Quello spartiacque cos’altro ha determinato? "Il cambiamento di base è lo sguardo con cui guardiamo le persone che prima erano considerate solo come un disturbo e viste come aliene. Ora sappiamo che esiste certo una differenza, ma è come se fossimo seduti sulla stessa panchina. C’é la consapevolezza che la sofferenza di quella persona sia fatta delle stesse ragioni della mia vita. Il matto non è sostanzialmente diverso da me, è un me più angosciato e turbato e, anche se dentro ha un demone, rimane un uomo.
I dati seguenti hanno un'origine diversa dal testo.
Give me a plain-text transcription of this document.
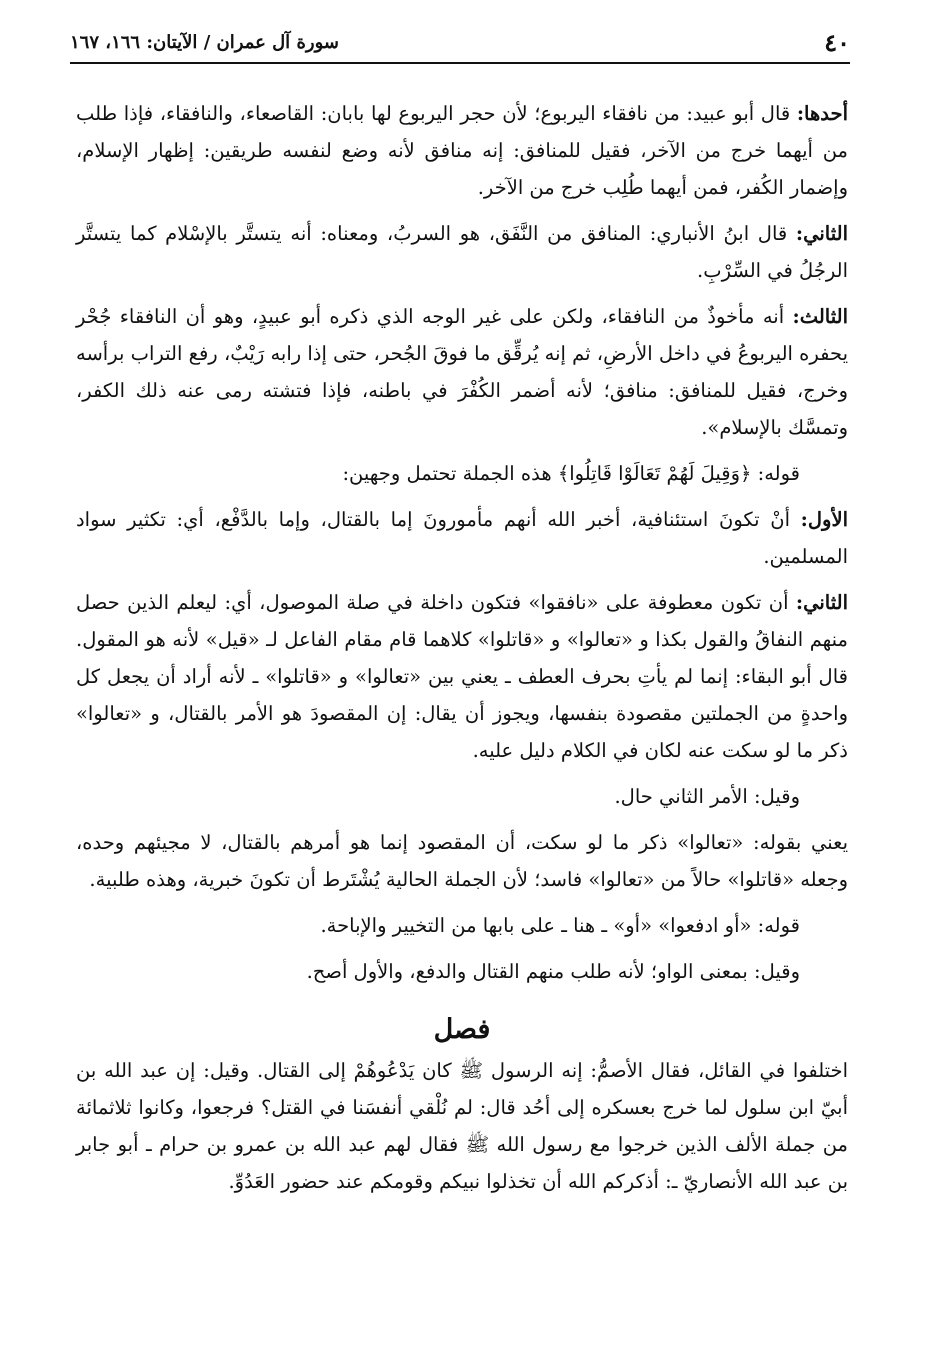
٤٠
سورة آل عمران / الآيتان: ١٦٦، ١٦٧

أحدها: قال أبو عبيد: من نافقاء اليربوع؛ لأن حجر اليربوع لها بابان: القاصعاء، والنافقاء، فإذا طلب من أيهما خرج من الآخر، فقيل للمنافق: إنه منافق لأنه وضع لنفسه طريقين: إظهار الإسلام، وإضمار الكُفر، فمن أيهما طُلِب خرج من الآخر.

الثاني: قال ابنُ الأنباري: المنافق من النَّفَق، هو السربُ، ومعناه: أنه يتستَّر بالإسْلام كما يتستَّر الرجُلُ في السِّرْبِ.

الثالث: أنه مأخوذٌ من النافقاء، ولكن على غير الوجه الذي ذكره أبو عبيدٍ، وهو أن النافقاء جُحْر يحفره اليربوعُ في داخل الأرضِ، ثم إنه يُرقِّق ما فوقَ الجُحر، حتى إذا رابه رَيْبٌ، رفع التراب برأسه وخرج، فقيل للمنافق: منافق؛ لأنه أضمر الكُفْرَ في باطنه، فإذا فتشته رمى عنه ذلك الكفر، وتمسَّك بالإسلام».

قوله: ﴿وَقِيلَ لَهُمْ تَعَالَوْا قَاتِلُوا﴾ هذه الجملة تحتمل وجهين:

الأول: أنْ تكونَ استئنافية، أخبر الله أنهم مأمورونَ إما بالقتال، وإما بالدَّفْع، أي: تكثير سواد المسلمين.

الثاني: أن تكون معطوفة على «نافقوا» فتكون داخلة في صلة الموصول، أي: ليعلم الذين حصل منهم النفاقُ والقول بكذا و «تعالوا» و «قاتلوا» كلاهما قام مقام الفاعل لـ «قيل» لأنه هو المقول. قال أبو البقاء: إنما لم يأتِ بحرف العطف ـ يعني بين «تعالوا» و «قاتلوا» ـ لأنه أراد أن يجعل كل واحدةٍ من الجملتين مقصودة بنفسها، ويجوز أن يقال: إن المقصودَ هو الأمر بالقتال، و «تعالوا» ذكر ما لو سكت عنه لكان في الكلام دليل عليه.

وقيل: الأمر الثاني حال.

يعني بقوله: «تعالوا» ذكر ما لو سكت، أن المقصود إنما هو أمرهم بالقتال، لا مجيئهم وحده، وجعله «قاتلوا» حالاً من «تعالوا» فاسد؛ لأن الجملة الحالية يُشْتَرط أن تكونَ خبرية، وهذه طلبية.

قوله: «أو ادفعوا» «أو» ـ هنا ـ على بابها من التخيير والإباحة.

وقيل: بمعنى الواو؛ لأنه طلب منهم القتال والدفع، والأول أصح.

فصل

اختلفوا في القائل، فقال الأصمُّ: إنه الرسول ﷺ كان يَدْعُوهُمْ إلى القتال. وقيل: إن عبد الله بن أبيّ ابن سلول لما خرج بعسكره إلى أحُد قال: لم نُلْقي أنفسَنا في القتل؟ فرجعوا، وكانوا ثلاثمائة من جملة الألف الذين خرجوا مع رسول الله ﷺ فقال لهم عبد الله بن عمرو بن حرام ـ أبو جابر بن عبد الله الأنصاريّ ـ: أذكركم الله أن تخذلوا نبيكم وقومكم عند حضور العَدُوِّ.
Faccio un esempio concreto. Mettiamo che un ragazzo abbia una crisi psicotica e stia distruggendo casa, se si interviene in massa in maniera brusca, questo ragazzo ci metterà mesi o anni a riacquisire fiducia nei confronti di chi lo ha preso con forza. Se invece come accaduto a Trieste, quando un medico e un infermiere con pazienza infinita hanno impiegato 12 ore per convincere un ragazzo a farsi aiutare, l’effetto sortito sarà migliore. Non parlo solo dell’effetto sul paziente, ma anche sul costo dell’intervento che immediatamente sarà maggiore, ma a lungo termine, riducendo il rischio di futuri ricoveri in psichiatria e recidive, potrebbe rappresentare un risparmio".
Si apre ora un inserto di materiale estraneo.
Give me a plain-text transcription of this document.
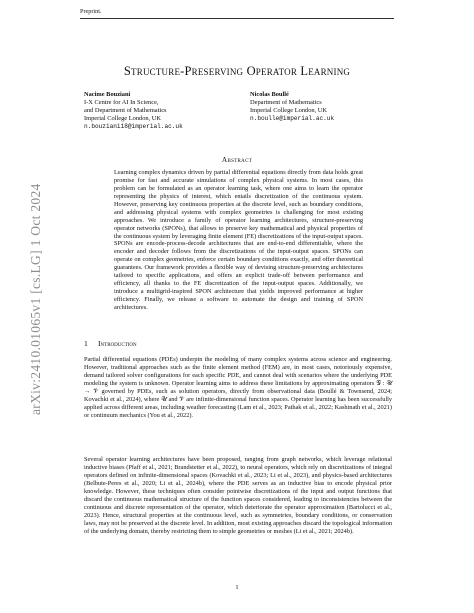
Preprint.
Structure-Preserving Operator Learning
Nacime Bouziani
I-X Centre for AI In Science,
and Department of Mathematics
Imperial College London, UK
n.bouziani18@imperial.ac.uk
Nicolas Boullé
Department of Mathematics
Imperial College London, UK
n.boulle@imperial.ac.uk
Abstract
Learning complex dynamics driven by partial differential equations directly from data holds great promise for fast and accurate simulations of complex physical systems. In most cases, this problem can be formulated as an operator learning task, where one aims to learn the operator representing the physics of interest, which entails discretization of the continuous system. However, preserving key continuous properties at the discrete level, such as boundary conditions, and addressing physical systems with complex geometries is challenging for most existing approaches. We introduce a family of operator learning architectures, structure-preserving operator networks (SPONs), that allows to preserve key mathematical and physical properties of the continuous system by leveraging finite element (FE) discretizations of the input-output spaces. SPONs are encode-process-decode architectures that are end-to-end differentiable, where the encoder and decoder follows from the discretizations of the input-output spaces. SPONs can operate on complex geometries, enforce certain boundary conditions exactly, and offer theoretical guarantees. Our framework provides a flexible way of devising structure-preserving architectures tailored to specific applications, and offers an explicit trade-off between performance and efficiency, all thanks to the FE discretization of the input-output spaces. Additionally, we introduce a multigrid-inspired SPON architecture that yields improved performance at higher efficiency. Finally, we release a software to automate the design and training of SPON architectures.
1 Introduction
Partial differential equations (PDEs) underpin the modeling of many complex systems across science and engineering. However, traditional approaches such as the finite element method (FEM) are, in most cases, notoriously expensive, demand tailored solver configurations for each specific PDE, and cannot deal with scenarios where the underlying PDE modeling the system is unknown. Operator learning aims to address these limitations by approximating operators 𝒢 : 𝒰 → 𝒱 governed by PDEs, such as solution operators, directly from observational data (Boullé & Townsend, 2024; Kovachki et al., 2024), where 𝒰 and 𝒱 are infinite-dimensional function spaces. Operator learning has been successfully applied across different areas, including weather forecasting (Lam et al., 2023; Pathak et al., 2022; Kashinath et al., 2021) or continuum mechanics (You et al., 2022).
Several operator learning architectures have been proposed, ranging from graph networks, which leverage relational inductive biases (Pfaff et al., 2021; Brandstetter et al., 2022), to neural operators, which rely on discretizations of integral operators defined on infinite-dimensional spaces (Kovachki et al., 2023; Li et al., 2023), and physics-based architectures (Belbute-Peres et al., 2020; Li et al., 2024b), where the PDE serves as an inductive bias to encode physical prior knowledge. However, these techniques often consider pointwise discretizations of the input and output functions that discard the continuous mathematical structure of the function spaces considered, leading to inconsistencies between the continuous and discrete representation of the operator, which deteriorate the operator approximation (Bartolucci et al., 2023). Hence, structural properties at the continuous level, such as symmetries, boundary conditions, or conservation laws, may not be preserved at the discrete level. In addition, most existing approaches discard the topological information of the underlying domain, thereby restricting them to simple geometries or meshes (Li et al., 2021; 2024b).
arXiv:2410.01065v1 [cs.LG] 1 Oct 2024
1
Lei ha lavorato per venticinque anni nel servizio pubblico di salute mentale. Cosa c’è di buono? E cosa invece potrebbe migliorare? "Di buono c’è che un po’ della visione Basaglia è passata. Se nostro figlio ha una crisi, sta male o è agitato, consideriamo la situazione estenuante, ma non pensiamo a rinchiuderlo in un posto chiuso. Oggi, con tutte le difficoltà del caso, tutti i paesi della Toscana e anche nel Lazio, sono dotati di un servizio di salute mentale sempre attivo. Esistono tantissimi posti. Da qualche anno esistono anche in Italia anche delle sorte di sindacati, portati avanti da persone che sono uscite da un periodo complesso e che mettono a disposizione degli altri il loro sapere e la loro esperienza. Da cambiare ci sarebbe l’organizzazione dei servizi, capire quanto ci interessa e quanto vogliamo investire in salute mentale e più in generale in sanità. È assurdo che l’aspettativa di vita di un cittadino calabrese sia più bassa di 2 anni e 6 mesi rispetto a un trentino, perché lì i servizi sono migliori".
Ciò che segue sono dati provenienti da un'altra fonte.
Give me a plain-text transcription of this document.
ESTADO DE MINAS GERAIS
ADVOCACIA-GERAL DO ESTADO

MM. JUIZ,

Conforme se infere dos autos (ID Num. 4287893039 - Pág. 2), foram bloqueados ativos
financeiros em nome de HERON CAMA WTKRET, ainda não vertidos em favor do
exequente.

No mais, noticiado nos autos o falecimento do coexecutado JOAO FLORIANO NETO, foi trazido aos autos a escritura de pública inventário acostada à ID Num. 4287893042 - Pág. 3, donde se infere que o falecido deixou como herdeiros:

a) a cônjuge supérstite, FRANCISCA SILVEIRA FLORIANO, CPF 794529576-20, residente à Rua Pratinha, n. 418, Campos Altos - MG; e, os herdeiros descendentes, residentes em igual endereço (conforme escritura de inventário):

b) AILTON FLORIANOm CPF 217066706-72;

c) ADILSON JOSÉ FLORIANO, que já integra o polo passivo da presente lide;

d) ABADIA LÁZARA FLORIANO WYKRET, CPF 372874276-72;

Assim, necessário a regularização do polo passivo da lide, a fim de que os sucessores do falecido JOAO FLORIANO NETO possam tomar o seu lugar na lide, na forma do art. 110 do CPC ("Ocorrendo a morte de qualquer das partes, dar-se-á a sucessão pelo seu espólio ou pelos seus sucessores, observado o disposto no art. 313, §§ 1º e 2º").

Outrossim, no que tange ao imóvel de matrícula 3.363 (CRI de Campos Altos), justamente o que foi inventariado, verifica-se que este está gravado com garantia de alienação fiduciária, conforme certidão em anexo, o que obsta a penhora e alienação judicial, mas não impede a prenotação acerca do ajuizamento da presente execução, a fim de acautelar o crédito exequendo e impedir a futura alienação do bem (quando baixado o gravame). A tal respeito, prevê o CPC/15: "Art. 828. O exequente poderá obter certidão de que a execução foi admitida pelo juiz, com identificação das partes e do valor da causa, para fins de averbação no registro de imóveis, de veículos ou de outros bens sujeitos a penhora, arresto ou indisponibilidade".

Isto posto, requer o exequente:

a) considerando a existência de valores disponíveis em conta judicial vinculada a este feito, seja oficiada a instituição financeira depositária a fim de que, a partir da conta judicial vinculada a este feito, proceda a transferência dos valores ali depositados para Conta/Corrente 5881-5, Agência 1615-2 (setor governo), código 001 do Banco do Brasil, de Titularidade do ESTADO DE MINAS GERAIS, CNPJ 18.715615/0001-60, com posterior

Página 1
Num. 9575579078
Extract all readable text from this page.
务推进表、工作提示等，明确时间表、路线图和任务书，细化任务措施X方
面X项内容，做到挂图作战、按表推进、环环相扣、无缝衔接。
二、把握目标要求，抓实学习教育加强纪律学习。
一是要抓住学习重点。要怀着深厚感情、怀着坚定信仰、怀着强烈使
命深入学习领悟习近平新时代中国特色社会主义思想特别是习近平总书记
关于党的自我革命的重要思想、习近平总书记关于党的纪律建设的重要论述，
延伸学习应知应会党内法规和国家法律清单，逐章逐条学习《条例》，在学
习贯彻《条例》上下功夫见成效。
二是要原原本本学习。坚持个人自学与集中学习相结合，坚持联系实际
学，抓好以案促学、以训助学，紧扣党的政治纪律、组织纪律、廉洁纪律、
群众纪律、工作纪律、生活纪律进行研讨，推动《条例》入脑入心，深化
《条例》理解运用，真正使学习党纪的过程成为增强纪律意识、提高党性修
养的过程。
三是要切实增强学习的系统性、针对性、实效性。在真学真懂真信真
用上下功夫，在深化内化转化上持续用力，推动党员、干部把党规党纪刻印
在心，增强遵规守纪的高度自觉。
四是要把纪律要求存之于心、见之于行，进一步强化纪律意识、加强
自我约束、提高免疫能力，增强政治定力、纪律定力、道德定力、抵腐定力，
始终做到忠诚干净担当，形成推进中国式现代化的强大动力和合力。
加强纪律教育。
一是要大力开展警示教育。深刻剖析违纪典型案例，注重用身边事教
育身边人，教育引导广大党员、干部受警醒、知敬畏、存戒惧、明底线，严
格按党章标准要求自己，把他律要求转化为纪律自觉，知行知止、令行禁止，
La salute mentale oggi è ancora invisibile nell’agenda politica italiana? "Sono ormai trent’anni che siamo a chiamati a votare sull’immigrazione, che è certo un tema. E non sull’istruzione che vorremmo, sui servizi, o sulla sanità. L’Oms ha raccomandato agli stati membri di mettere in piedi servizi di salute mentale come quelli che esistono a Lille in Francia, a Curitiba in Brasile e a Trieste, dove esistono ben 4 spazi a cui rivolgersi sempre. Ma a Milano, una delle principali città italiane, dopo le 17, se qualcuno dovesse avere bisogno, potrebbe rivolgersi soltanto a 6 reparti dell’ospedale".